To address this issue, Binance has assured investors that their funds are safe and that they are replacing pending BTC withdrawal transactions with higher fees to expedite their processing by the mining pool. The exchange also mentioned that they are considering enabling Bitcoin Lightning Network to aid in such situations.

One possible explanation for the network congestion is the release of a protocol called Ordinals by Bitcoin developer Casey Rodarmor earlier in 2023. Ordinals facilitated the minting of non-fungible tokens (NFTs) on the Bitcoin blockchain for the first time, thereby boosting its transactions. According to Hayden Hughes, co-founder of social-trading platform Alpha Impact, Ordinals have led to a “massive run-up in network fees and congestion.”

Another significant development is the increased adoption of Bitcoin Taproot, which anonymizes transactions. On May 7, a record 75.77% of Bitcoin on-chain transactions utilized Taproot, compared to a mere 1.536% at the beginning of the year. Crypto journalist Colin Wu suggests that “the increase in Taproot adoption means that block sizes are increasing, resulting in an increase in transaction costs.”

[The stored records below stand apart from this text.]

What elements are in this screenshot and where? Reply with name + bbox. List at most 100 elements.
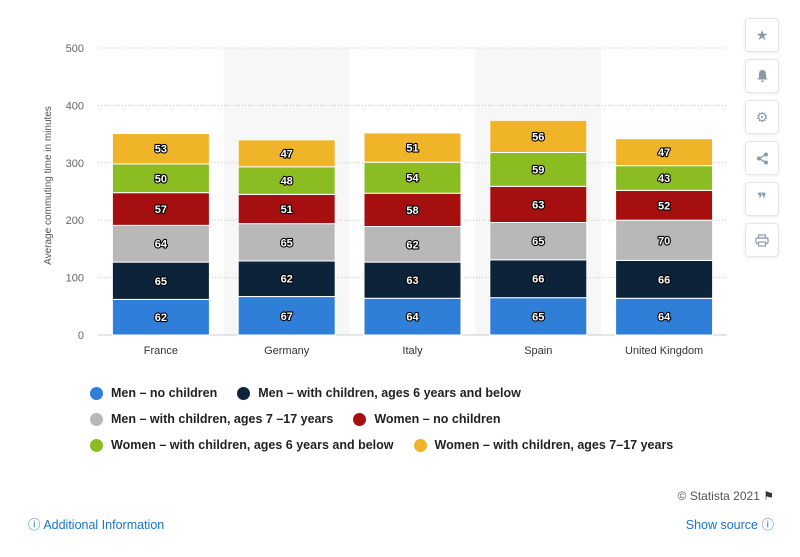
- legend-marker: [90, 438, 103, 452]
- bar-segment: [489, 185, 588, 223]
- bar-segment: [237, 139, 336, 168]
- y-axis-label: Average commuting time in minutes: [43, 106, 54, 265]
- bar-segment: [111, 224, 210, 263]
- legend-label: Men – with children, ages 7 –17 years: [111, 412, 334, 426]
- legend-label: Women – with children, ages 7–17 years: [434, 438, 674, 452]
- data-label: 43: [658, 173, 670, 185]
- data-label: 47: [658, 147, 670, 159]
- bar-segment: [363, 226, 462, 263]
- legend: Men – no children Men – with children, ag…: [90, 381, 730, 459]
- bar-segment: [489, 221, 588, 261]
- data-label: 63: [532, 199, 544, 211]
- quote-icon[interactable]: ❞: [745, 182, 779, 216]
- legend-item[interactable]: Women – with children, ages 7–17 years: [413, 438, 674, 452]
- y-tick-label: 100: [66, 273, 84, 285]
- data-label: 50: [155, 173, 167, 185]
- data-label: 64: [155, 239, 168, 251]
- legend-item[interactable]: Men – no children: [90, 386, 217, 400]
- additional-info-link[interactable]: ⓘ Additional Information: [28, 514, 164, 533]
- legend-item[interactable]: Men – with children, ages 7 –17 years: [90, 412, 333, 426]
- data-label: 65: [281, 237, 293, 249]
- legend-label: Men – with children, ages 6 years and be…: [258, 386, 521, 400]
- bar-segment: [615, 165, 714, 191]
- data-label: 53: [155, 144, 167, 156]
- data-label: 58: [406, 205, 418, 217]
- print-icon[interactable]: [745, 223, 779, 257]
- info-icon: ⓘ: [28, 518, 41, 532]
- data-label: 47: [281, 148, 293, 160]
- bar-segment: [111, 163, 210, 194]
- bar-segment: [363, 297, 462, 336]
- bar-segment: [363, 132, 462, 163]
- y-tick-label: 300: [66, 158, 84, 170]
- legend-marker: [90, 412, 103, 426]
- data-label: 70: [658, 235, 670, 247]
- data-label: 66: [658, 274, 670, 286]
- y-tick-label: 200: [66, 215, 84, 227]
- show-source-label: Show source: [685, 518, 758, 532]
- data-label: 57: [155, 204, 167, 216]
- bar-segment: [237, 193, 336, 225]
- flag-icon: ⚑: [763, 489, 774, 503]
- data-label: 65: [155, 276, 167, 288]
- x-tick-label: Germany: [264, 345, 310, 357]
- side-toolbar: ★ ⚙ ❞: [745, 18, 781, 264]
- legend-row: Women – with children, ages 6 years and …: [90, 433, 730, 457]
- legend-label: Women – no children: [374, 412, 501, 426]
- data-label: 51: [281, 204, 293, 216]
- star-icon[interactable]: ★: [745, 18, 779, 52]
- legend-label: Women – with children, ages 6 years and …: [111, 438, 394, 452]
- gear-icon[interactable]: ⚙: [745, 100, 779, 134]
- legend-marker: [90, 386, 103, 400]
- bar-segment: [237, 260, 336, 298]
- info-icon: ⓘ: [761, 518, 774, 532]
- y-tick-label: 400: [66, 100, 84, 112]
- data-label: 62: [281, 274, 293, 286]
- credits[interactable]: © Statista 2021 ⚑: [678, 489, 774, 503]
- x-tick-label: Italy: [402, 345, 423, 357]
- data-label: 62: [406, 239, 418, 251]
- data-label: 52: [658, 200, 670, 212]
- legend-label: Men – no children: [111, 386, 218, 400]
- bar-segment: [111, 298, 210, 336]
- bar-segment: [111, 261, 210, 300]
- legend-item[interactable]: Women – with children, ages 6 years and …: [90, 438, 394, 452]
- bar-segment: [111, 133, 210, 165]
- bar-segment: [489, 151, 588, 187]
- bar-segment: [237, 223, 336, 262]
- legend-marker: [413, 438, 427, 452]
- legend-item[interactable]: Men – with children, ages 6 years and be…: [237, 386, 521, 400]
- bar-segment: [237, 296, 336, 336]
- show-source-link[interactable]: Show source ⓘ: [686, 514, 774, 533]
- legend-marker: [237, 386, 251, 400]
- x-tick-label: United Kingdom: [625, 345, 703, 357]
- data-label: 48: [281, 176, 293, 188]
- bar-segment: [363, 161, 462, 194]
- y-tick-label: 0: [78, 330, 84, 342]
- chart: 0 100 200 300 400 500 Average commuting time i…: [43, 43, 727, 357]
- legend-row: Men – no children Men – with children, ag…: [90, 381, 730, 405]
- data-label: 62: [155, 312, 167, 324]
- bar-segment: [363, 261, 462, 299]
- data-label: 64: [658, 312, 671, 324]
- bar-segment: [615, 297, 714, 336]
- bar-segment: [615, 138, 714, 167]
- data-label: 67: [281, 311, 293, 323]
- data-label: 66: [532, 274, 544, 286]
- bell-icon[interactable]: [745, 59, 779, 93]
- bar-segment: [489, 119, 588, 153]
- bar-segment: [363, 192, 462, 228]
- legend-item[interactable]: Women – no children: [353, 412, 501, 426]
- data-label: 56: [532, 131, 544, 143]
- legend-row: Men – with children, ages 7 –17 years Wom…: [90, 407, 730, 431]
- additional-info-label: Additional Information: [43, 518, 165, 532]
- share-icon[interactable]: [745, 141, 779, 175]
- bar-segment: [237, 166, 336, 195]
- bar-segment: [615, 189, 714, 221]
- x-tick-label: France: [144, 345, 178, 357]
- data-label: 65: [532, 236, 544, 248]
- bar-segment: [111, 192, 210, 226]
- data-label: 63: [406, 275, 418, 287]
- data-label: 59: [532, 164, 544, 176]
- data-label: 65: [532, 311, 544, 323]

While the current congestion and increased fees present challenges for Bitcoin users, the overall growth in adoption and development of newer technologies such as Ordinals and Taproot demonstrate continued innovation within the cryptocurrency space. As Binance and other exchanges work to address these issues, it remains crucial for investors and users to stay informed and conduct their market research before making any investment decisions.